I’ve been working on implementing multilingual translation with pre-trained models and the primary issue is how to deal with the idiosyncrasies of the different models we may want to run.
For example, if you look at some of the models currently supported by CTranslate2 they require different types of tokens to be added to the source text before translation and removed from the target text after translation. I’d like to implement Argos Translate in a generic way as much as possible and be able to support new models as they come out by updating the package index but not having to update the code.
The model [FairSeq WMT19] can then be used to sample or score sequences of tokens. All inputs should start with the special token
</s>
For translation [with M2M-100], the language tokens should prefix the source and target sequences. Language tokens have the format
__X__
whereX
is the language code. See the end of the fixed dictionary file for the list of accepted languages.
Similar to M2M-100, the language tokens [for MBART-50] should prefix the source and target sequences.
I’m watching as new models are released to see if a consistent convention emerges. My current plan is to expect the convention used by M2M-100 of appending __LANGUAGECODE__
to the source and target text. This would mean adding the language codes to the source text, and removing them from the target text if they’re present.
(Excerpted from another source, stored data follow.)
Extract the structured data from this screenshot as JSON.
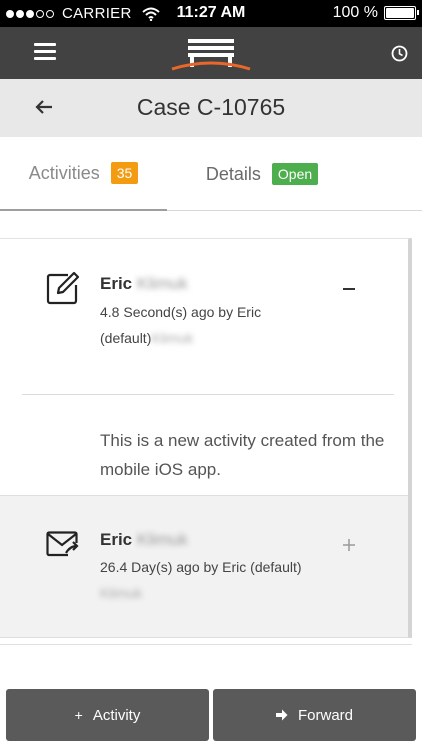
{
  "status_bar": {
    "carrier": "CARRIER",
    "time": "11:27 AM",
    "battery_text": "100 %",
    "battery_level": 1.0,
    "signal_bars_filled": 3,
    "signal_bars_total": 5
  },
  "nav": {
    "menu_icon": "hamburger-menu-icon",
    "logo_icon": "bench-logo-icon",
    "history_icon": "clock-icon"
  },
  "header": {
    "title": "Case C-10765",
    "back_icon": "arrow-left-icon"
  },
  "tabs": [
    {
      "label": "Activities",
      "badge": "35",
      "badge_color": "#f39c12",
      "selected": true
    },
    {
      "label": "Details",
      "badge": "Open",
      "badge_color": "#4cae4c",
      "selected": false
    }
  ],
  "activities": [
    {
      "icon": "edit-note-icon",
      "name_first": "Eric",
      "name_last": "Klimuk",
      "meta_line": "4.8 Second(s) ago by Eric",
      "meta_line2_visible": "(default)",
      "meta_line2_blurred": "Klimuk",
      "toggle_icon": "minus-icon",
      "expanded": true,
      "body": "This is a new activity created from the mobile iOS app."
    },
    {
      "icon": "email-forward-icon",
      "name_first": "Eric",
      "name_last": "Klimuk",
      "meta_line": "26.4 Day(s) ago by Eric (default)",
      "meta_line2_blurred": "Klimuk",
      "toggle_icon": "plus-icon",
      "expanded": false
    }
  ],
  "bottom_actions": [
    {
      "label": "Activity",
      "icon": "plus-icon"
    },
    {
      "label": "Forward",
      "icon": "arrow-right-icon"
    }
  ]
}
For example:
__en__ I've been working on implementing multilingual translation with pre-trained models.
__es__ He estado trabajando en implementar traducción multilingüe con modelos pre-entrenados.
I’m also considering adding optional “pretext” and “text” text files to the .argosmodel packages that get concatenated before and after the source text.
Another possibility is to include Python code in the packages that processes the source and target text in a custom way for individual packages. I’d really like to avoid this though because if there is executable code in the .argosmodel packages then it’s much more difficult share packages because of the security risk.